Um depósito ritual que perdurou gerações

O local de Masseria Candelaro, habitado inicialmente no sexto milênio a.C., passou de um espaço doméstico para um centro de práticas cerimoniais. Na Estrutura Q, os crânios foram acumulados ao longo de dois séculos, simbolizando rituais que marcaram seis a oito gerações.

Segundo a pesquisadora Jess Thompson, os restos mostram sinais de manipulação ritual após a decomposição do tecido mole, mas não indicam violência peri-morte. Isso reforça a hipótese de que os crânios desempenharam um papel espiritual e comunitário, sendo exibidos ou passados entre os membros da aldeia antes de serem enterrados definitivamente.

Os resultados da análise isotópica indicam que os indivíduos eram originários da própria região, descartando a hipótese de pertencerem a grupos externos.
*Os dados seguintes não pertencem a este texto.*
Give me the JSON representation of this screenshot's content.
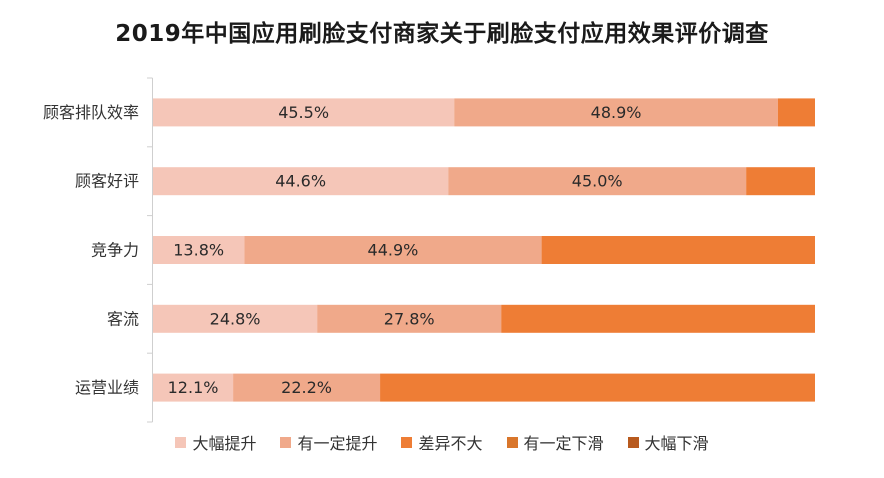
{
  "chart_data": {
    "type": "bar",
    "orientation": "horizontal",
    "stacked": true,
    "title": "2019年中国应用刷脸支付商家关于刷脸支付应用效果评价调查",
    "categories": [
      "顾客排队效率",
      "顾客好评",
      "竞争力",
      "客流",
      "运营业绩"
    ],
    "series": [
      {
        "name": "大幅提升",
        "color": "#F5C6B8",
        "values": [
          45.5,
          44.6,
          13.8,
          24.8,
          12.1
        ]
      },
      {
        "name": "有一定提升",
        "color": "#F0A98A",
        "values": [
          48.9,
          45.0,
          44.9,
          27.8,
          22.2
        ]
      },
      {
        "name": "差异不大",
        "color": "#EE7D35",
        "values": [
          5.6,
          10.4,
          41.3,
          47.4,
          65.7
        ]
      },
      {
        "name": "有一定下滑",
        "color": "#D9762B",
        "values": [
          0,
          0,
          0,
          0,
          0
        ]
      },
      {
        "name": "大幅下滑",
        "color": "#B85A1E",
        "values": [
          0,
          0,
          0,
          0,
          0
        ]
      }
    ],
    "data_labels": [
      [
        "45.5%",
        "48.9%",
        "",
        "",
        ""
      ],
      [
        "44.6%",
        "45.0%",
        "",
        "",
        ""
      ],
      [
        "13.8%",
        "44.9%",
        "",
        "",
        ""
      ],
      [
        "24.8%",
        "27.8%",
        "",
        "",
        ""
      ],
      [
        "12.1%",
        "22.2%",
        "",
        "",
        ""
      ]
    ],
    "xlim": [
      0,
      100
    ],
    "grid": false,
    "legend_position": "bottom"
  }
}
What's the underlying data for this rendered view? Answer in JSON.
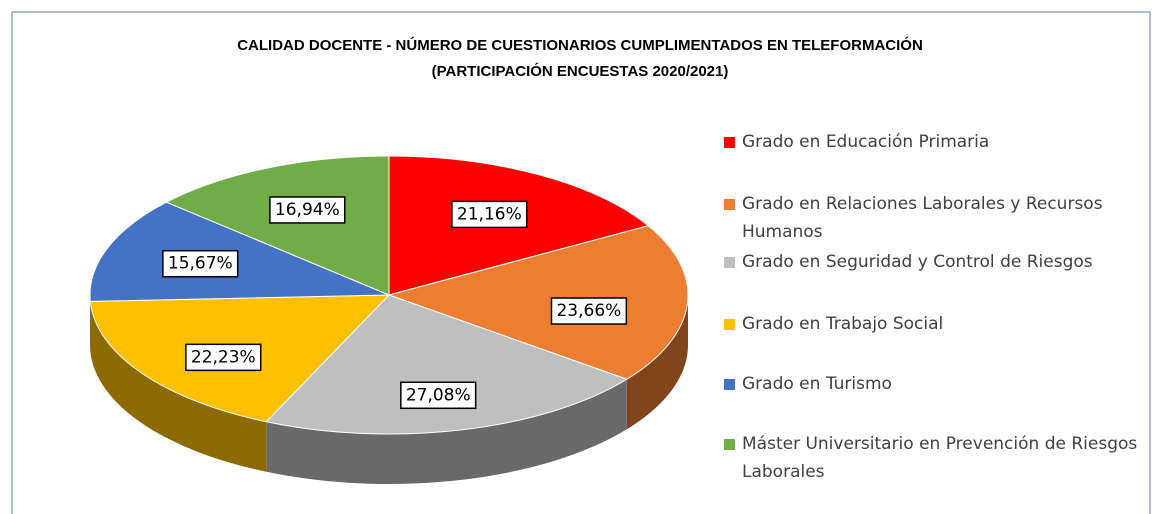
{
  "chart_data": {
    "type": "pie3d",
    "title": "CALIDAD DOCENTE - NÚMERO DE CUESTIONARIOS CUMPLIMENTADOS EN TELEFORMACIÓN",
    "subtitle": "(PARTICIPACIÓN ENCUESTAS 2020/2021)",
    "categories": [
      "Grado en Educación Primaria",
      "Grado en Relaciones Laborales y Recursos Humanos",
      "Grado en Seguridad y Control de Riesgos",
      "Grado en Trabajo Social",
      "Grado en Turismo",
      "Máster Universitario en Prevención de Riesgos Laborales"
    ],
    "values": [
      21.16,
      23.66,
      27.08,
      22.23,
      15.67,
      16.94
    ],
    "value_labels": [
      "21,16%",
      "23,66%",
      "27,08%",
      "22,23%",
      "15,67%",
      "16,94%"
    ],
    "colors": [
      "#ff0000",
      "#ed7d31",
      "#bfbfbf",
      "#ffc000",
      "#4472c4",
      "#70ad47"
    ],
    "legend": "right"
  }
}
Uma ligação espiritual com os ancestrais

O uso de restos humanos em práticas rituais era comum no Neolítico, mas o achado em Masseria Candelaro se destaca pela quantidade de crânios e pelo tempo de prática ritual. Outros sítios próximos, como a Caverna Scaloria e Passo di Corvo, também registraram manipulações de ossos humanos, mas não com a mesma complexidade.

Os crânios não eram apenas relíquias funerárias; eles simbolizavam conexões espirituais e políticas. Nas culturas neolíticas, restos humanos frequentemente representavam poder e legitimidade. Esse depósito pode ter servido para consolidar memórias coletivas ou validar linhagens de líderes e famílias.

“Nem todos os mortos se tornam ancestrais”, destaca o estudo publicado no European Journal of Archaeology. Os rituais específicos transformavam esses restos em símbolos sociais de grande significado.

O fim de um ciclo

No estágio final da Estrutura Q, os crânios foram enterrados em uma camada superior, marcando o encerramento do ciclo ritual. Esse ato de “despedida” pode ter refletido mudanças nas tradições ou a transição para novas práticas sociais.

Com o passar do tempo, os assentamentos evoluíram, e os rituais relacionados a restos humanos tomaram outras formas. Ainda assim, a descoberta em Masseria Candelaro lança luz sobre a rica simbologia e espiritualidade das comunidades neolíticas.

Um vislumbre do passado

O depósito de crânios em Masseria Candelaro oferece uma janela para compreender como essas sociedades percebiam seus mortos e ancestrais. Mais do que vestígios materiais, esses restos revelam um universo de significados espirituais, onde os ancestrais eram integrados à vida cotidiana.

Esse achado reforça a complexidade das práticas culturais neolíticas e destaca a importância de explorar as raízes simbólicas das civilizações antigas.